Vanessa groaned with frustration. This wasn’t even remotely taking place according to plan.
“Aren’t you supposed to be stronger than him? Just give him the Push already!” Amber demanded impatiently. Brad was losing some infatuation-points to her tonight.
“At least we know he’s a true Runner now.” It was one of the first things William said, since they had left the Drunken Den.
“People under the influence of drugs or alcohol are often stronger than we can imagine, because they are temporarily immune to pain,” Marith informed.
Amber and Lisa nodded wisely, hoping she was right about the ‘immune to pain’ part. It eased their guilt to some extent.
Behind Marith Brad and Juliette had decided that enough was enough and she turned around just in time to witness the tail-end of their solution.
Basically, Brad stretched out a leg and Juliette kicked the direct object of their frustrations over it, causing him to be launched into the deep, dark depth. They had implicitly agreed that Anton didn’t have the right personality for that kind of violence against humans.
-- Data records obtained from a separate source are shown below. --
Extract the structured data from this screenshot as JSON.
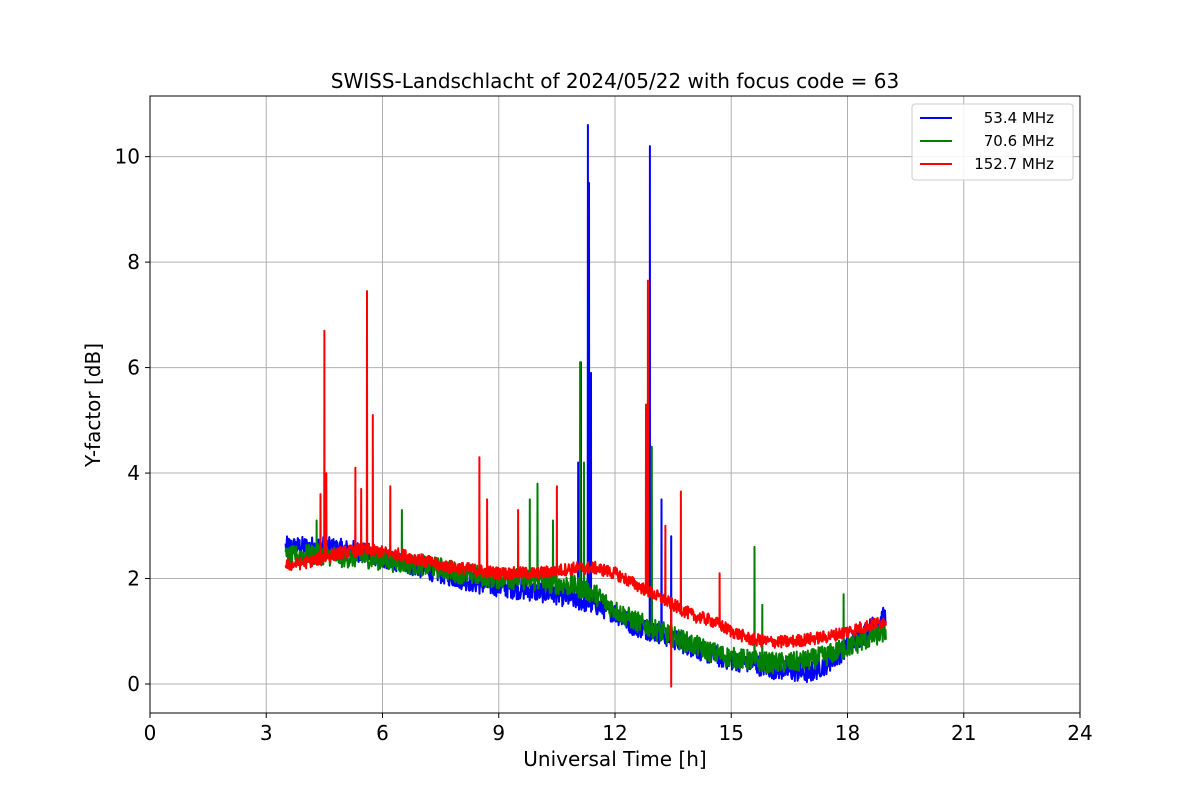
{
  "chart_data": {
    "type": "line",
    "title": "SWISS-Landschlacht of 2024/05/22 with focus code = 63",
    "xlabel": "Universal Time [h]",
    "ylabel": "Y-factor [dB]",
    "xlim": [
      0,
      24
    ],
    "ylim": [
      -0.55,
      11.15
    ],
    "xticks": [
      0,
      3,
      6,
      9,
      12,
      15,
      18,
      21,
      24
    ],
    "xtick_labels": [
      "0",
      "3",
      "6",
      "9",
      "12",
      "15",
      "18",
      "21",
      "24"
    ],
    "yticks": [
      0,
      2,
      4,
      6,
      8,
      10
    ],
    "ytick_labels": [
      "0",
      "2",
      "4",
      "6",
      "8",
      "10"
    ],
    "grid": true,
    "legend_position": "top-right",
    "series": [
      {
        "name": "53.4 MHz",
        "color": "#0000ff",
        "noise": 0.2,
        "x": [
          3.5,
          4.0,
          4.5,
          5.0,
          5.5,
          6.0,
          6.5,
          7.0,
          7.5,
          8.0,
          8.5,
          9.0,
          9.5,
          10.0,
          10.5,
          11.0,
          11.5,
          12.0,
          12.5,
          13.0,
          13.5,
          14.0,
          14.5,
          15.0,
          15.5,
          16.0,
          16.5,
          17.0,
          17.5,
          18.0,
          18.5,
          19.0
        ],
        "y": [
          2.6,
          2.6,
          2.6,
          2.55,
          2.5,
          2.4,
          2.3,
          2.2,
          2.1,
          2.0,
          1.9,
          1.85,
          1.8,
          1.75,
          1.7,
          1.6,
          1.5,
          1.35,
          1.1,
          1.0,
          0.85,
          0.7,
          0.55,
          0.45,
          0.4,
          0.3,
          0.25,
          0.2,
          0.4,
          0.7,
          1.0,
          1.3
        ],
        "spikes": [
          [
            11.05,
            4.2
          ],
          [
            11.12,
            6.1
          ],
          [
            11.3,
            10.6
          ],
          [
            11.33,
            9.5
          ],
          [
            11.38,
            5.9
          ],
          [
            12.9,
            10.2
          ],
          [
            13.2,
            3.5
          ],
          [
            13.45,
            2.8
          ]
        ]
      },
      {
        "name": "70.6 MHz",
        "color": "#008000",
        "noise": 0.2,
        "x": [
          3.5,
          4.0,
          4.5,
          5.0,
          5.5,
          6.0,
          6.5,
          7.0,
          7.5,
          8.0,
          8.5,
          9.0,
          9.5,
          10.0,
          10.5,
          11.0,
          11.5,
          12.0,
          12.5,
          13.0,
          13.5,
          14.0,
          14.5,
          15.0,
          15.5,
          16.0,
          16.5,
          17.0,
          17.5,
          18.0,
          18.5,
          19.0
        ],
        "y": [
          2.4,
          2.45,
          2.45,
          2.4,
          2.4,
          2.35,
          2.3,
          2.25,
          2.2,
          2.1,
          2.05,
          2.0,
          2.0,
          1.95,
          1.9,
          1.85,
          1.7,
          1.4,
          1.2,
          1.05,
          0.9,
          0.75,
          0.6,
          0.5,
          0.45,
          0.4,
          0.4,
          0.45,
          0.55,
          0.7,
          0.85,
          1.0
        ],
        "spikes": [
          [
            4.3,
            3.1
          ],
          [
            6.5,
            3.3
          ],
          [
            9.8,
            3.5
          ],
          [
            10.0,
            3.8
          ],
          [
            10.4,
            3.1
          ],
          [
            11.1,
            6.1
          ],
          [
            11.2,
            4.2
          ],
          [
            12.95,
            4.5
          ],
          [
            15.6,
            2.6
          ],
          [
            15.8,
            1.5
          ],
          [
            17.9,
            1.7
          ]
        ]
      },
      {
        "name": "152.7 MHz",
        "color": "#ff0000",
        "noise": 0.12,
        "x": [
          3.5,
          4.0,
          4.5,
          5.0,
          5.5,
          6.0,
          6.5,
          7.0,
          7.5,
          8.0,
          8.5,
          9.0,
          9.5,
          10.0,
          10.5,
          11.0,
          11.5,
          12.0,
          12.5,
          13.0,
          13.5,
          14.0,
          14.5,
          15.0,
          15.5,
          16.0,
          16.5,
          17.0,
          17.5,
          18.0,
          18.5,
          19.0
        ],
        "y": [
          2.25,
          2.3,
          2.4,
          2.5,
          2.55,
          2.5,
          2.45,
          2.35,
          2.25,
          2.2,
          2.15,
          2.1,
          2.1,
          2.1,
          2.15,
          2.2,
          2.2,
          2.1,
          1.9,
          1.7,
          1.5,
          1.3,
          1.2,
          1.0,
          0.85,
          0.8,
          0.8,
          0.85,
          0.9,
          1.0,
          1.1,
          1.2
        ],
        "spikes": [
          [
            4.4,
            3.6
          ],
          [
            4.5,
            6.7
          ],
          [
            4.55,
            4.0
          ],
          [
            5.3,
            4.1
          ],
          [
            5.45,
            3.7
          ],
          [
            5.6,
            7.45
          ],
          [
            5.75,
            5.1
          ],
          [
            6.2,
            3.75
          ],
          [
            8.5,
            4.3
          ],
          [
            8.7,
            3.5
          ],
          [
            9.5,
            3.3
          ],
          [
            10.5,
            3.75
          ],
          [
            12.8,
            5.3
          ],
          [
            12.85,
            7.65
          ],
          [
            13.3,
            3.0
          ],
          [
            13.45,
            -0.05
          ],
          [
            13.7,
            3.65
          ],
          [
            14.7,
            2.1
          ]
        ]
      }
    ]
  }
}
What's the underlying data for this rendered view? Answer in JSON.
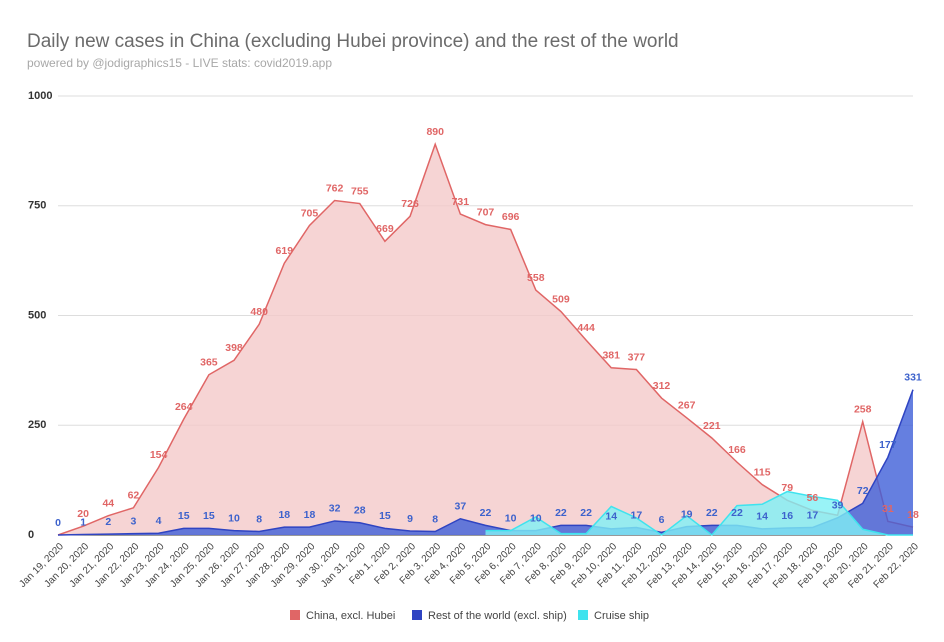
{
  "chart_data": {
    "type": "area",
    "title": "Daily new cases in China (excluding Hubei province) and the rest of the world",
    "subtitle": "powered by @jodigraphics15 - LIVE stats: covid2019.app",
    "categories": [
      "Jan 19, 2020",
      "Jan 20, 2020",
      "Jan 21, 2020",
      "Jan 22, 2020",
      "Jan 23, 2020",
      "Jan 24, 2020",
      "Jan 25, 2020",
      "Jan 26, 2020",
      "Jan 27, 2020",
      "Jan 28, 2020",
      "Jan 29, 2020",
      "Jan 30, 2020",
      "Jan 31, 2020",
      "Feb 1, 2020",
      "Feb 2, 2020",
      "Feb 3, 2020",
      "Feb 4, 2020",
      "Feb 5, 2020",
      "Feb 6, 2020",
      "Feb 7, 2020",
      "Feb 8, 2020",
      "Feb 9, 2020",
      "Feb 10, 2020",
      "Feb 11, 2020",
      "Feb 12, 2020",
      "Feb 13, 2020",
      "Feb 14, 2020",
      "Feb 15, 2020",
      "Feb 16, 2020",
      "Feb 17, 2020",
      "Feb 18, 2020",
      "Feb 19, 2020",
      "Feb 20, 2020",
      "Feb 21, 2020",
      "Feb 22, 2020"
    ],
    "series": [
      {
        "name": "China, excl. Hubei",
        "color": "#e06666",
        "fill": "#f4c9c9",
        "label_color": "#e06666",
        "values": [
          0,
          20,
          44,
          62,
          154,
          264,
          365,
          398,
          480,
          619,
          705,
          762,
          755,
          669,
          726,
          890,
          731,
          707,
          696,
          558,
          509,
          444,
          381,
          377,
          312,
          267,
          221,
          166,
          115,
          79,
          56,
          45,
          258,
          31,
          18
        ],
        "value_labels": [
          null,
          "20",
          "44",
          "62",
          "154",
          "264",
          "365",
          "398",
          "480",
          "619",
          "705",
          "762",
          "755",
          "669",
          "726",
          "890",
          "731",
          "707",
          "696",
          "558",
          "509",
          "444",
          "381",
          "377",
          "312",
          "267",
          "221",
          "166",
          "115",
          "79",
          "56",
          null,
          "258",
          "31",
          "18"
        ]
      },
      {
        "name": "Rest of the world (excl. ship)",
        "color": "#2f44c2",
        "fill": "#3f5fd8",
        "label_color": "#3d62cc",
        "values": [
          0,
          1,
          2,
          3,
          4,
          15,
          15,
          10,
          8,
          18,
          18,
          32,
          28,
          15,
          9,
          8,
          37,
          22,
          10,
          10,
          22,
          22,
          14,
          17,
          6,
          19,
          22,
          22,
          14,
          16,
          17,
          39,
          72,
          177,
          331
        ]
      },
      {
        "name": "Cruise ship",
        "color": "#3fe3ee",
        "fill": "#7ff0f5",
        "values": [
          null,
          null,
          null,
          null,
          null,
          null,
          null,
          null,
          null,
          null,
          null,
          null,
          null,
          null,
          null,
          null,
          null,
          10,
          10,
          41,
          3,
          3,
          65,
          39,
          0,
          44,
          0,
          67,
          70,
          99,
          88,
          79,
          13,
          0,
          0
        ]
      }
    ],
    "ylim": [
      0,
      1000
    ],
    "yticks": [
      0,
      250,
      500,
      750,
      1000
    ],
    "grid": true
  }
}
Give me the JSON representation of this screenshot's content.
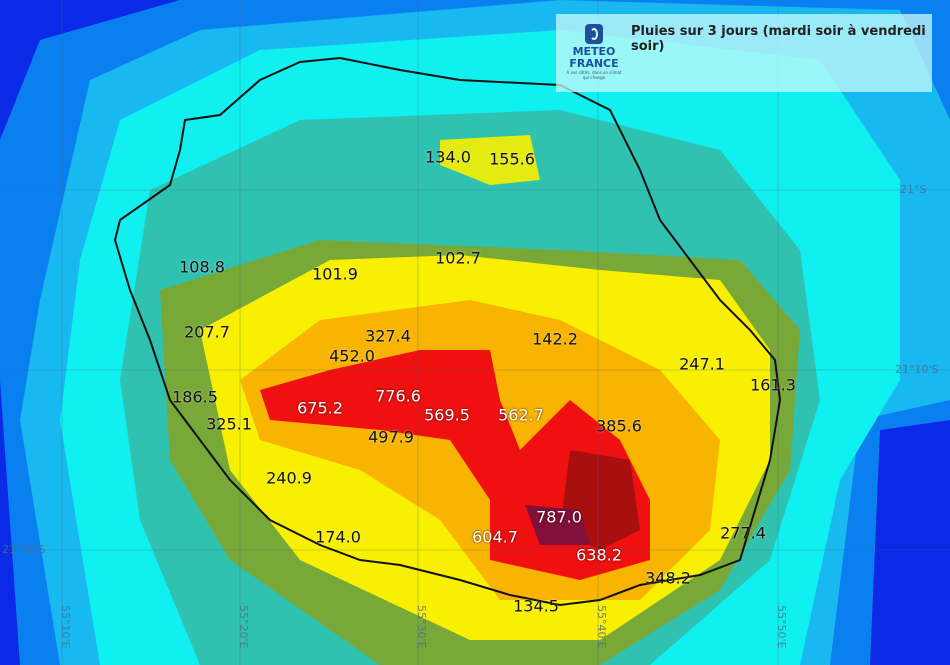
{
  "title": "Pluies sur 3 jours (mardi soir à vendredi soir)",
  "logo": {
    "line1": "METEO",
    "line2": "FRANCE",
    "tagline": "Á vos côtés, dans un climat qui change"
  },
  "colors": {
    "deep_blue": "#0a2ae8",
    "blue": "#0a80f0",
    "light_blue": "#18b8f0",
    "cyan": "#10f0f0",
    "teal": "#30c2b0",
    "olive": "#78a838",
    "yellow": "#f8f000",
    "orange": "#f8b400",
    "red": "#f01010",
    "dark_red": "#a81010",
    "maroon": "#80103a",
    "coastline": "#111111"
  },
  "latitude_labels": [
    "21°S",
    "21°10'S",
    "21°20'S"
  ],
  "longitude_labels": [
    "55°10'E",
    "55°20'E",
    "55°30'E",
    "55°40'E",
    "55°50'E"
  ],
  "rain_values": [
    "134.0",
    "155.6",
    "108.8",
    "101.9",
    "102.7",
    "207.7",
    "327.4",
    "452.0",
    "142.2",
    "247.1",
    "161.3",
    "186.5",
    "675.2",
    "776.6",
    "569.5",
    "562.7",
    "385.6",
    "325.1",
    "497.9",
    "240.9",
    "787.0",
    "174.0",
    "604.7",
    "638.2",
    "277.4",
    "348.2",
    "134.5"
  ]
}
He stood by with his hands in his hair.
Jonathan went down screaming his lungs out. Halfway down his fall the yelling disappeared. The group sped to the edge of the massive rock to peer over the edge. Far beneath them, halfway down, a floating, silvery, blue and purple, sinuous haze closed in a flash, like an old-fashioned television screen that was turned off.
“Yup, that was the Mailbox.” Brad sighed, while stepping back to recover his outfit, by rebuttoning his shirt and hoisting up his pants. He was relieved this was over.
“It worked.” Vanessa exhaled audibly.
Marith looked at her in astonishment.
“Making state of the art decisions all day every day is hard, okay?” Vanessa defended herself tensely.
“What would have happened if he wasn’t a Pupil?” Will informed, who had remained sheepishly at the edge of the forest with Lisa.
“He would have hit the water already,” Brad said.
“That would have surely killed him,” Anton added, shivering.
Some of them peeked over the rim some more. As far as the moonlight allowed them to see they couldn’t spot Jonathan anywhere.
“Has this ever gone wrong?”
“Not on my watch.” Vanessa shook her head, inadvertently locking eyes with William.
They descended from the plateau of the cliff into the thicker parts of the forest again in silence until Marith thought of something curious.
“Why did I get the Push before Jonathan did? You could have Rebirthed him on the night of the meteor shower instead of me,” she asked Vanessa in a reserved tone of voice.
“Because Oracle invited you before she did Jonathan,” Vanessa answered matter-of-factly.
This sounded very cryptic to Marith. “Why did she do that?”
“You needed it sooner.”
“What does that mean?” Marith frowned.
“You know what I mean. You needed it. To make a connection with Nate first, before your Runner would take over.”
Marith swallowed without answering. As the first snowflakes began to fall around them she learned that her new-found happiness was just as much orchestrated as her return to Sweet Lake.